Improve S3 API compatibility by krokicki · Pull Request #16 · JaneliaSciComp/x2s3

krokicki · 2026-04-12T12:33:31Z

This branch attempts to bring x2s3 closer into alignment with the AWS S3 API standards and conventions, for the purposes of better supporting a diverse set of clients including Java clients like N5 Viewer.

The main change is that we now check the Accept header and return HTML or XML based on the preference. I then asked Claude to write tests of an AWS S3 bucket API, and compare to the same bucket being proxied by x2s3. It identified many small differences which have been either fixed or documented below.

Finally, I added Java-based integration tests that run inside a Pixi environment.

1. Use Accept header to determine HTML vs XML responses

When the UI is enabled, the proxy previously always returned HTML for the bucket index (GET /) and directory listings (GET /bucket/prefix/). This broke S3 API clients that expected XML.

Now the proxy checks the Accept header: HTML is only returned when text/html appears before application/xml. Otherwise, proper S3-compatible XML is returned (ListAllMyBucketsResult for the index, ListObjectsV2 for directory listings).

2. Accept `max-keys=0` instead of returning 400

AWS S3 accepts max-keys=0 and returns an empty listing with IsTruncated=false. The proxy was rejecting it with 400 due to Pydantic's ge=1 constraint.

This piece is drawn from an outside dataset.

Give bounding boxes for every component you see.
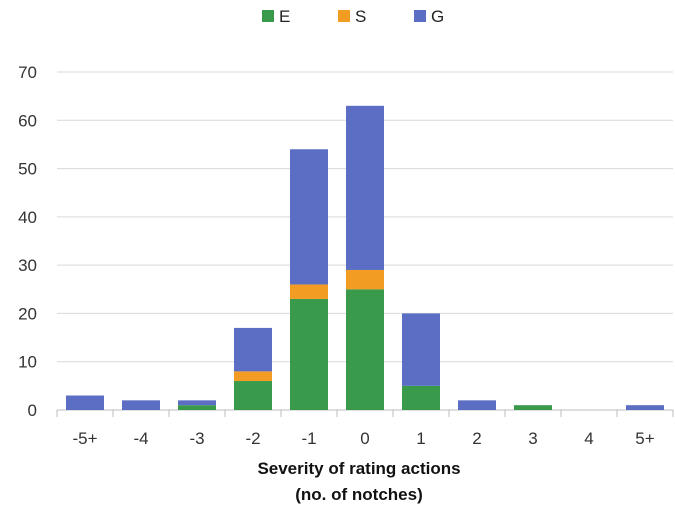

Fixed by changing the constraint to ge=0. Also added an early return in the file client's walk_path so it returns an empty listing rather than incorrectly reporting IsTruncated=true.

3. Accept `max-keys` values above 1000 instead of returning 400

AWS S3 accepts max-keys=1001 (or higher) and simply returns up to 1000 results, echoing the requested value back in MaxKeys. The proxy was rejecting any value over 1000 with 400 due to Pydantic's le=1000 constraint.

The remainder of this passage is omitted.